In relation to (5) this is the area most fraught with danger. The fact that the child has a criminal record is not necessarily conclusive of guilty knowledge.

The fact that there are convictions per se is in my view irrelevant.

The convictions can only be relevant if they relate to similar offences (a conviction for shoplifting cannot assist in a case of assault).

It would also be necessary to go behind the conviction record to the facts and result of each hearing.

In any of the other hearings was doli incapax raised and dealt with by the tribunal of fact? Was the child ever questioned prior as to their knowledge of the wrongfulness of their actions?

Normally an accused’s prior convictions are considered irrelevant and indeed prejudicial in any hearing determining guilt. If that rule applies to adults, why should it not also apply to children?

If a child’s record is to be used as rebuttal evidence, why is there then less protection and more injustice for that child compared to an adult?

RP v The Queen

This was an appeal from the NSW Court of Appeal so it relates to the common law principles of doli incapax.

The High Court stated quite clearly that the rationale for the presumption of doli incapax is the view that a “child aged under 14 is not sufficiently intellectually and morally developed to appreciate the difference between right and wrong….”

Proof of capacity requires proof the child appreciated the moral wrongness of the act as opposed to the child’s awareness that their conduct was merely naughty or mischievous.

The fact a child believed an act was seriously wrong does not, of itself, provide an indication that the child appreciated the moral wrongness of the act.
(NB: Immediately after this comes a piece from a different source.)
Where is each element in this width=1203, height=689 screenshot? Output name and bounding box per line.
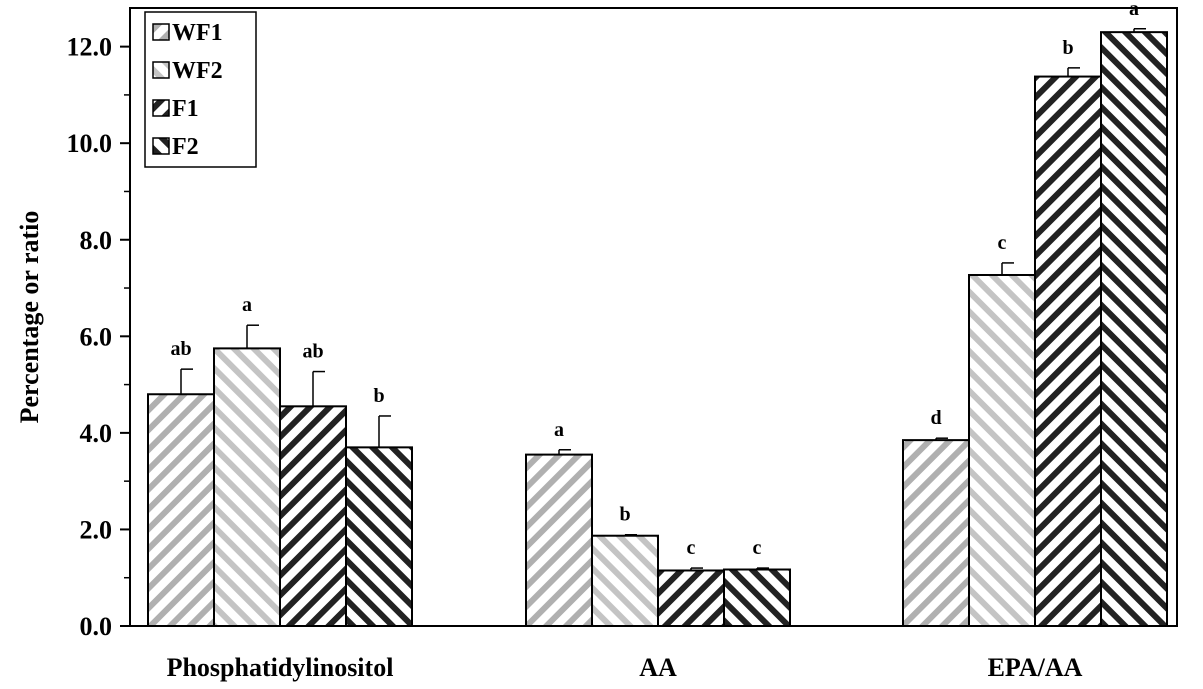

The evidence going to rebuttal of the presumption must point to an inference which can be drawn beyond reasonable doubt that the child’s development is such that they knew it was morally wrong to engage in the conduct. This directs attention to the child’s education and the environment in which the child has been raised.

Where to now

The Australian Medical Association makes the following points:

Australia has one of the lowest ages of criminal responsibility in the world. The criminalisation of children is a nationwide problem that disproportionately impacts Aboriginal and Torres Strait Islander children. Most children in prison come from backgrounds that are disadvantaged. These children often experience violence, abuse, disability, homelessness, and drug or alcohol misuse. Criminalising the behaviour of young and vulnerable children creates a vicious cycle of disadvantage and forces children to become entrenched in the criminal justice system.

These comments have been echoed by the Australian Human Rights Commission.

As the Northern Territory Royal Commission found:

Any apparent punishment and deterrent value of detention is far outweighed by its detrimental impacts, particularly for the minority group of pre-teens and young teenagers.

The reality of this cohort’s developmental status; the harsh consequences of separation of younger children from parents/carers, siblings and extended family; the inevitable association with older children with more serious offending histories; that youth detention can interrupt the normal pattern of ‘aging out’ of criminal behaviour; and the lack of evidence in support of positive outcomes as a result of time spent in detention are all results of detention that are counter-productive to younger children engaging sustainably in rehabilitation efforts and reducing recidivism.

The Law Council of Australia has recommended as follows:

Raising the minimum age of criminal responsibility to 14 years would improve justice outcomes for some of our most vulnerable children and honour Australia’s commitments under international law, including promoting the best interests of the child. This would replace doli incapax altogether, significantly reducing complexity and confusion in our courts. Many children in detention have not been sentenced. There must be greater emphasis on evidence-based alternatives to detention, including intensive rehabilitation and welfare-based responses, justice reinvestment projects, early intervention, prevention, and community-led diversion programs.

Nicolas Harrison, B.A., LL.B., FAICD, FGIA.